Railway line in Minnesota

The Monticello Subdivision or Monticello Sub is a railway branch line that runs from the Wayzata Subdivision in Minneapolis to Monticello, Minnesota. Formerly operated by the Great Northern Railway and then Burlington Northern, it is now operated by BNSF Railway. It largely runs parallel to Broadway and Hennepin County Road 81 from Minneapolis to Rogers, and then Interstate 94 from Rogers to Monticello. Rails formerly continued on from today's Monticello Subdivision farther to the northwest along today's I-94 corridor all the way to Moorhead, Minnesota. It had been used for passenger service, such as with the Alexandrian (named for Alexandria, Minnesota).
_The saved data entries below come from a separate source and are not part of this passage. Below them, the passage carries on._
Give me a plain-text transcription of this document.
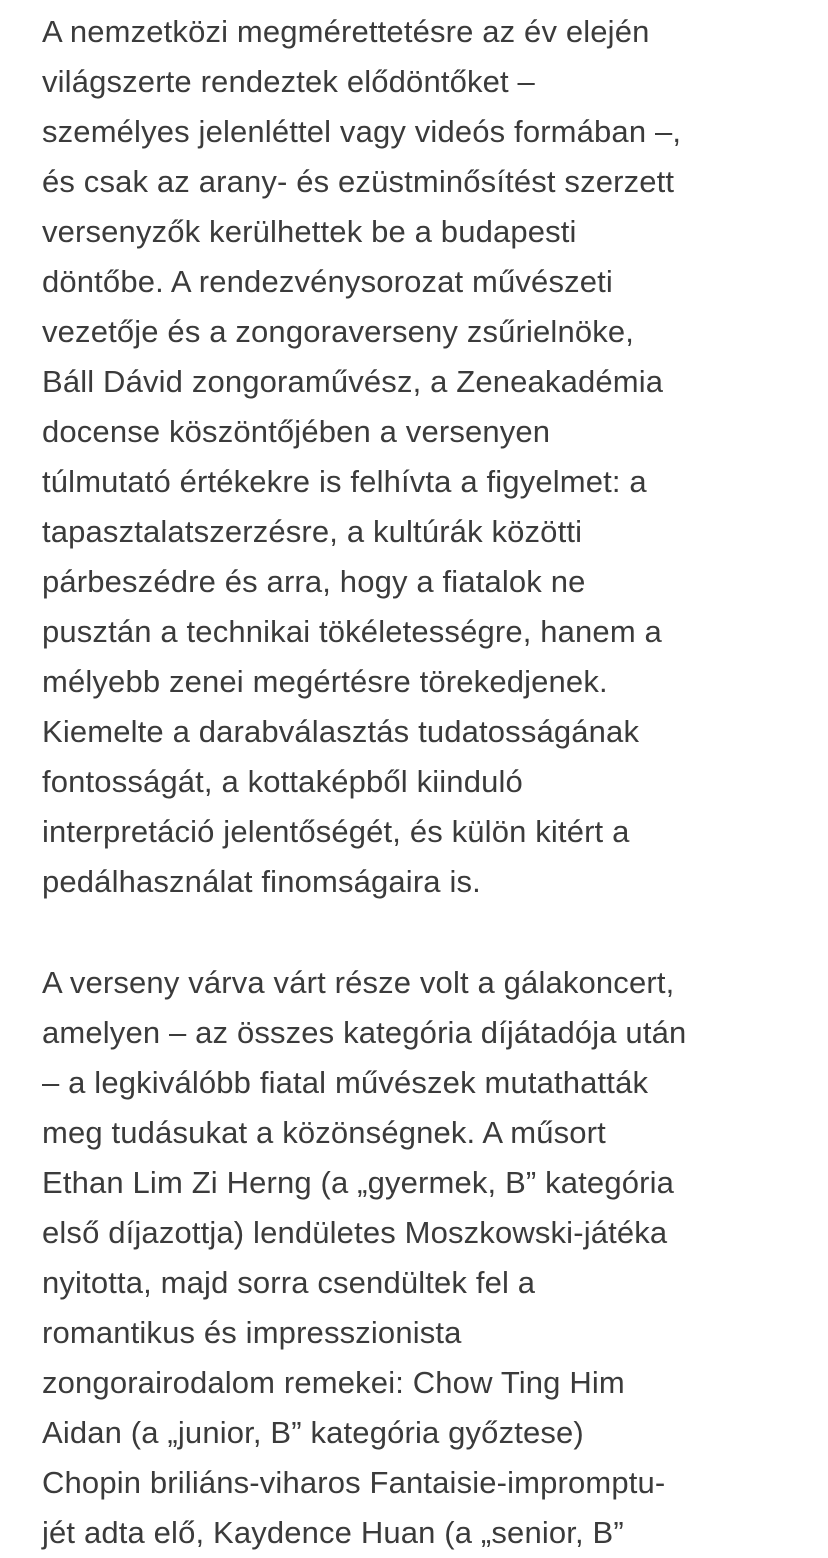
A nemzetközi megmérettetésre az év elején
világszerte rendeztek elődöntőket –
személyes jelenléttel vagy videós formában –,
és csak az arany- és ezüstminősítést szerzett
versenyzők kerülhettek be a budapesti
döntőbe. A rendezvénysorozat művészeti
vezetője és a zongoraverseny zsűrielnöke,
Báll Dávid zongoraművész, a Zeneakadémia
docense köszöntőjében a versenyen
túlmutató értékekre is felhívta a figyelmet: a
tapasztalatszerzésre, a kultúrák közötti
párbeszédre és arra, hogy a fiatalok ne
pusztán a technikai tökéletességre, hanem a
mélyebb zenei megértésre törekedjenek.
Kiemelte a darabválasztás tudatosságának
fontosságát, a kottaképből kiinduló
interpretáció jelentőségét, és külön kitért a
pedálhasználat finomságaira is.
A verseny várva várt része volt a gálakoncert,
amelyen – az összes kategória díjátadója után
– a legkiválóbb fiatal művészek mutathatták
meg tudásukat a közönségnek. A műsort
Ethan Lim Zi Herng (a „gyermek, B” kategória
első díjazottja) lendületes Moszkowski-játéka
nyitotta, majd sorra csendültek fel a
romantikus és impresszionista
zongorairodalom remekei: Chow Ting Him
Aidan (a „junior, B” kategória győztese)
Chopin briliáns-viharos Fantaisie-impromptu-
jét adta elő, Kaydence Huan (a „senior, B”
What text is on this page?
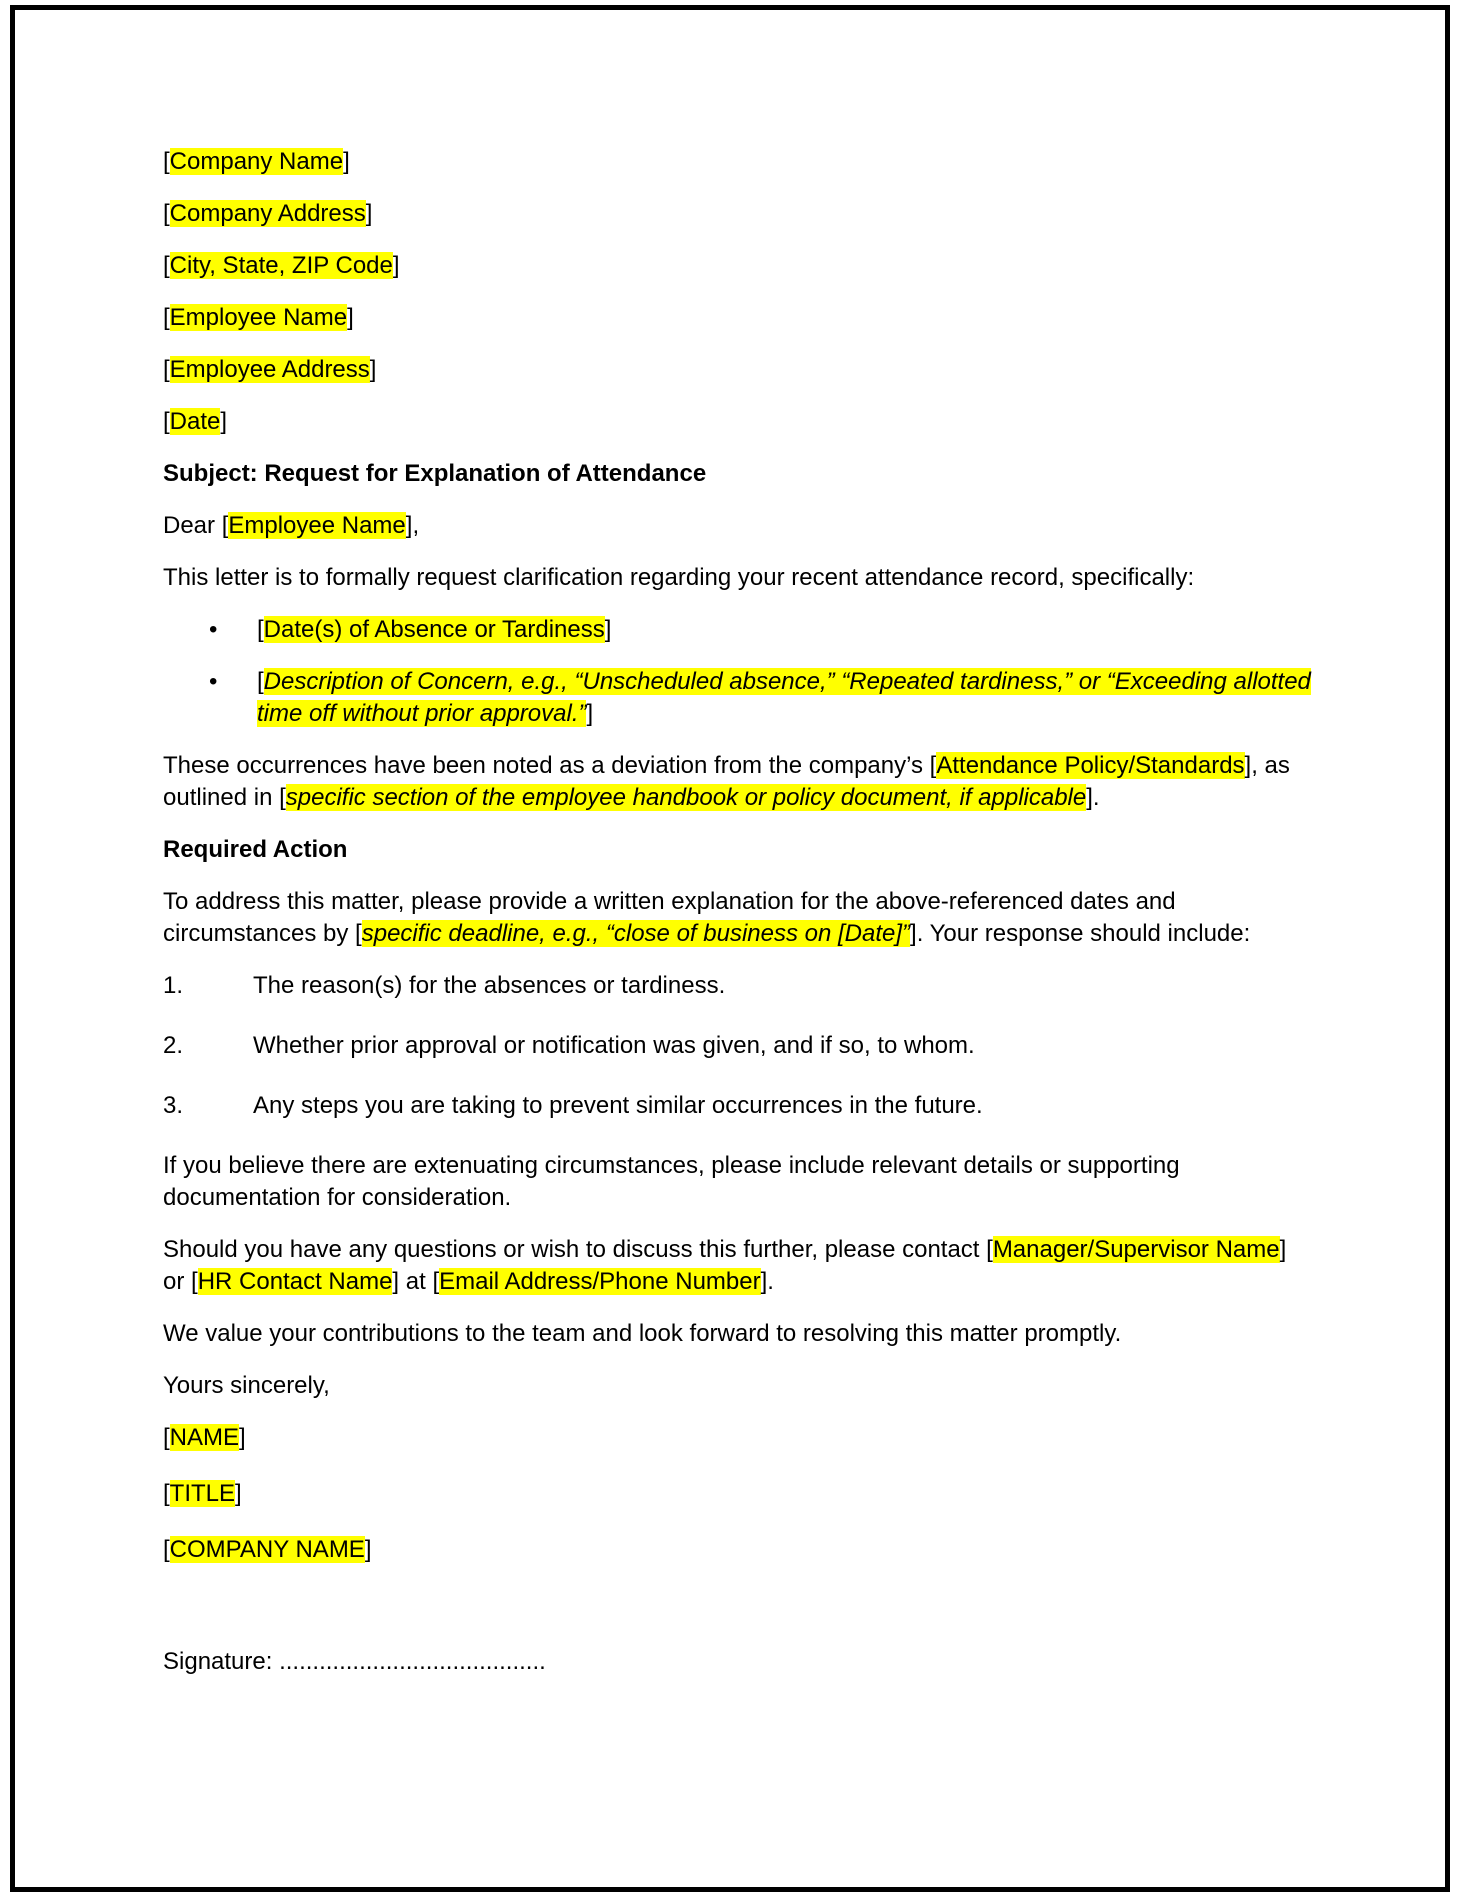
[Company Name]

[Company Address]

[City, State, ZIP Code]

[Employee Name]

[Employee Address]

[Date]

Subject: Request for Explanation of Attendance

Dear [Employee Name],

This letter is to formally request clarification regarding your recent attendance record, specifically:

• [Date(s) of Absence or Tardiness]
• [Description of Concern, e.g., “Unscheduled absence,” “Repeated tardiness,” or “Exceeding allotted time off without prior approval.”]

These occurrences have been noted as a deviation from the company’s [Attendance Policy/Standards], as outlined in [specific section of the employee handbook or policy document, if applicable].

Required Action

To address this matter, please provide a written explanation for the above-referenced dates and circumstances by [specific deadline, e.g., “close of business on [Date]”]. Your response should include:

1.	The reason(s) for the absences or tardiness.
2.	Whether prior approval or notification was given, and if so, to whom.
3.	Any steps you are taking to prevent similar occurrences in the future.

If you believe there are extenuating circumstances, please include relevant details or supporting documentation for consideration.

Should you have any questions or wish to discuss this further, please contact [Manager/Supervisor Name] or [HR Contact Name] at [Email Address/Phone Number].

We value your contributions to the team and look forward to resolving this matter promptly.

Yours sincerely,

[NAME]

[TITLE]

[COMPANY NAME]

Signature: ........................................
This is a low-volume line, only seeing about two trains a week. Most rail activity on the line takes place south of Albertville. Farther north, the main purpose of the line used to be to serve the Monticello Nuclear Generating Plant. The part of the line through Monticello sees maintenance around every 10 or more years, to keep the line open just in case they need to run loads to the Nuclear plant. There hasn’t been a run to the Nuclear plant in quite a few years now, but back in what I think was in the years of 2017-2020 the part through Monticello got maintenance on the tracks with weeds cut down and trees over the tracks taken off the tracks. Now the track through Monticello is listed as exempt, and the line between Monticello and Albertville is used to store empty grain hoppers and container cars. Union Pacific Railroad has trackage rights on the line from its southern end at Lyndale Junction to MW Junction, which connects to UP's Golden Valley Industrial Lead.

The Metro Blue Line Extension, in early planning stages as a light rail line, proposes using part of the Monticello Subdivision corridor to run passenger trains. Railway operator BNSF has consistently opposed any passenger rail along this corridor.